If it were my car I would
1) verify that they dash was not cut. If you look at the technical manual you find the size of the opening for the big-face (your car) and small-face (early cars) Beckers. If you have that size opening then your Becker options are good.
2) What is the speaker situation in your car, and is that going to change? This matters because the early radios are really designed for quite low wattage speakers so if you are planning on using something big, or if there is already big holes in the car for speakers, that's a consideration.
3) Based on the above, and assuming the dash isn't cut, I would install either a Becker mono or Becker stereo radio with one of the corded MP3 input cables. IF you are going to be driving larger speakers, then I would go with a Becker radio designed for a separate amp and use a more modern amp with an adapter cable that is available on eBay.
4) How you use a radio is really important. What do you want it to do? Will you actually be listening to it? if so, to what? FM or streaming MP3? Would you actually want to be able to play a cassette?

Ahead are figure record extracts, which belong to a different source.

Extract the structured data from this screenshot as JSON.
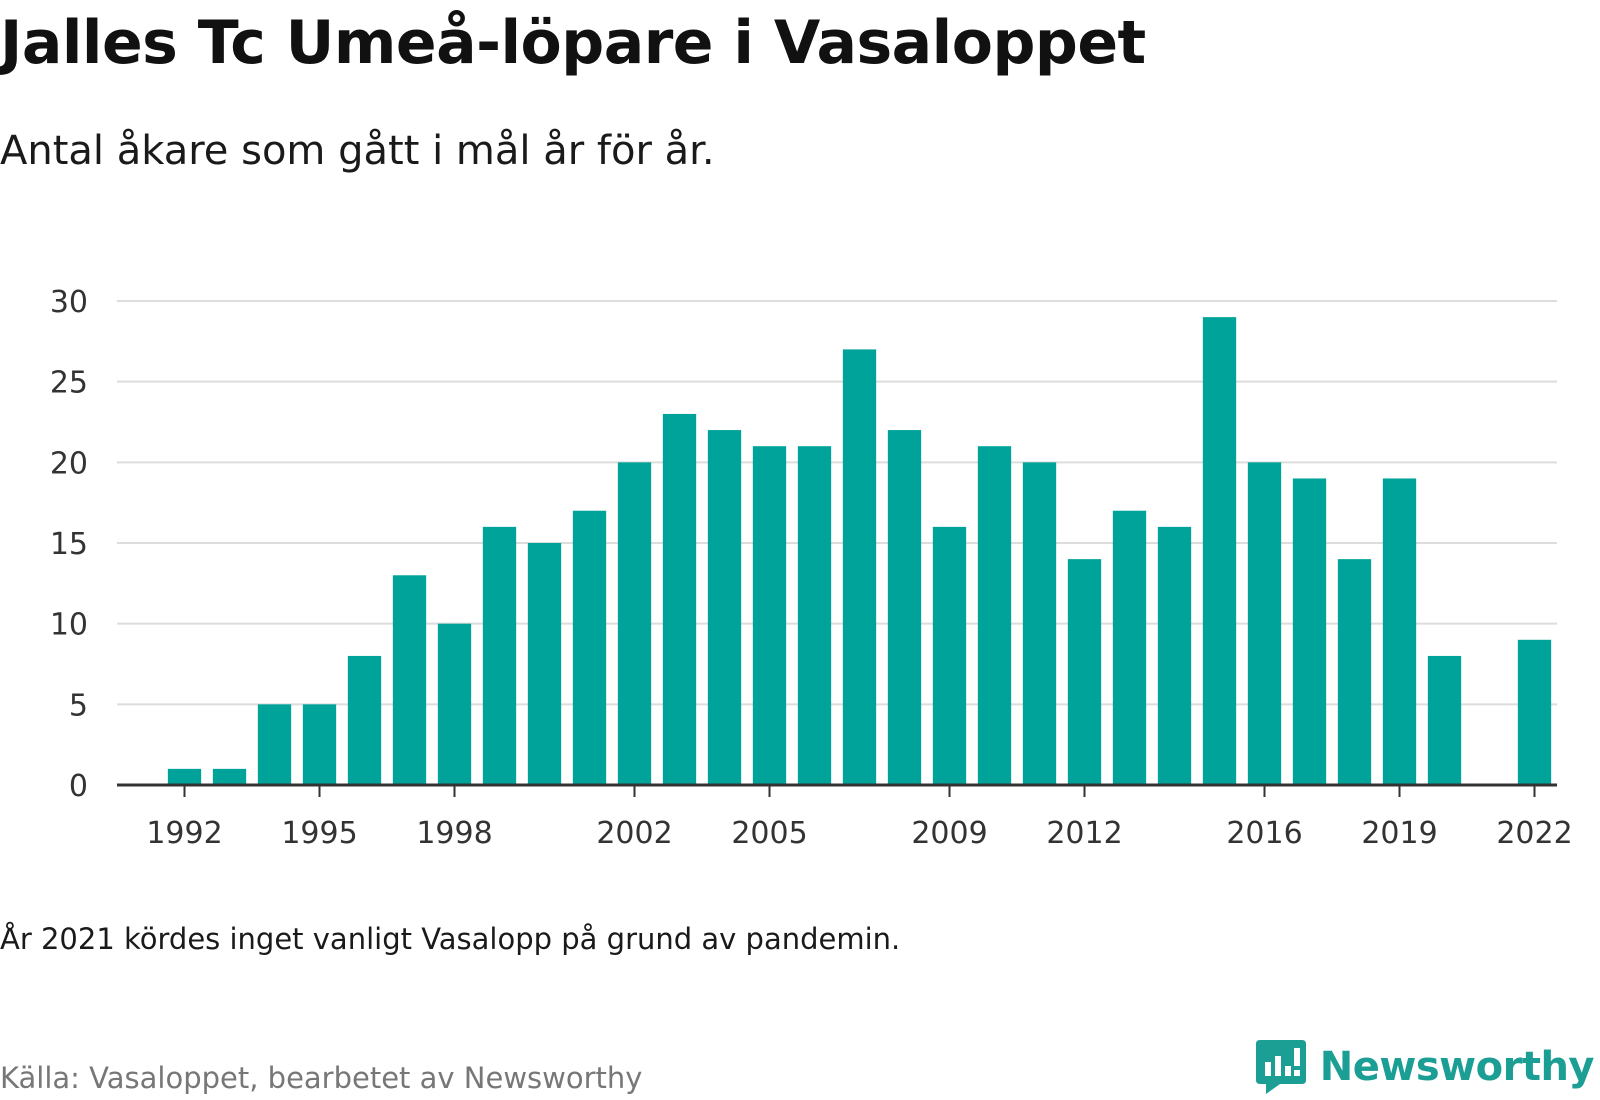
{
  "header": {
    "title": "Jalles Tc Umeå-löpare i Vasaloppet",
    "subtitle": "Antal åkare som gått i mål år för år."
  },
  "footer": {
    "note": "År 2021 kördes inget vanligt Vasalopp på grund av pandemin.",
    "source": "Källa: Vasaloppet, bearbetet av Newsworthy",
    "brand": "Newsworthy",
    "brand_icon": "newsworthy-logo-icon"
  },
  "colors": {
    "bar": "#00a39a",
    "grid": "#dddddd",
    "axis": "#333333",
    "brand": "#1b9e94"
  },
  "chart_data": {
    "type": "bar",
    "categories": [
      1991,
      1992,
      1993,
      1994,
      1995,
      1996,
      1997,
      1998,
      1999,
      2000,
      2001,
      2002,
      2003,
      2004,
      2005,
      2006,
      2007,
      2008,
      2009,
      2010,
      2011,
      2012,
      2013,
      2014,
      2015,
      2016,
      2017,
      2018,
      2019,
      2020,
      2021,
      2022
    ],
    "values": [
      0,
      1,
      1,
      5,
      5,
      8,
      13,
      10,
      16,
      15,
      17,
      20,
      23,
      22,
      21,
      21,
      27,
      22,
      16,
      21,
      20,
      14,
      17,
      16,
      29,
      20,
      19,
      14,
      19,
      8,
      0,
      9
    ],
    "x_tick_labels": [
      "1992",
      "1995",
      "1998",
      "2002",
      "2005",
      "2009",
      "2012",
      "2016",
      "2019",
      "2022"
    ],
    "y_ticks": [
      0,
      5,
      10,
      15,
      20,
      25,
      30
    ],
    "ylim": [
      0,
      30
    ],
    "grid": true,
    "legend": false
  }
}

For _ME_ my favorite Becker radios are the ones that have separate amps and have preset buttons. So that means no Mexico because the Mexico doesn't have presets. The Grand Prix is a very nice radio, but if you aren't going to use the search function for tuning (because perhaps you don't listen to the radio and just want to stream) then it's a waste of money and added complexity. A Europa II stereo is a perfectly acceptable radio that is fairly simple and reliable. (no separate amp with the Europa II stereo). One gotcha on using a stereo Mexico - for reasons that are unclear to me I _think_ the aux input for a Mexico stereo is a mono input. I could be wrong about this but that's what I recall reading.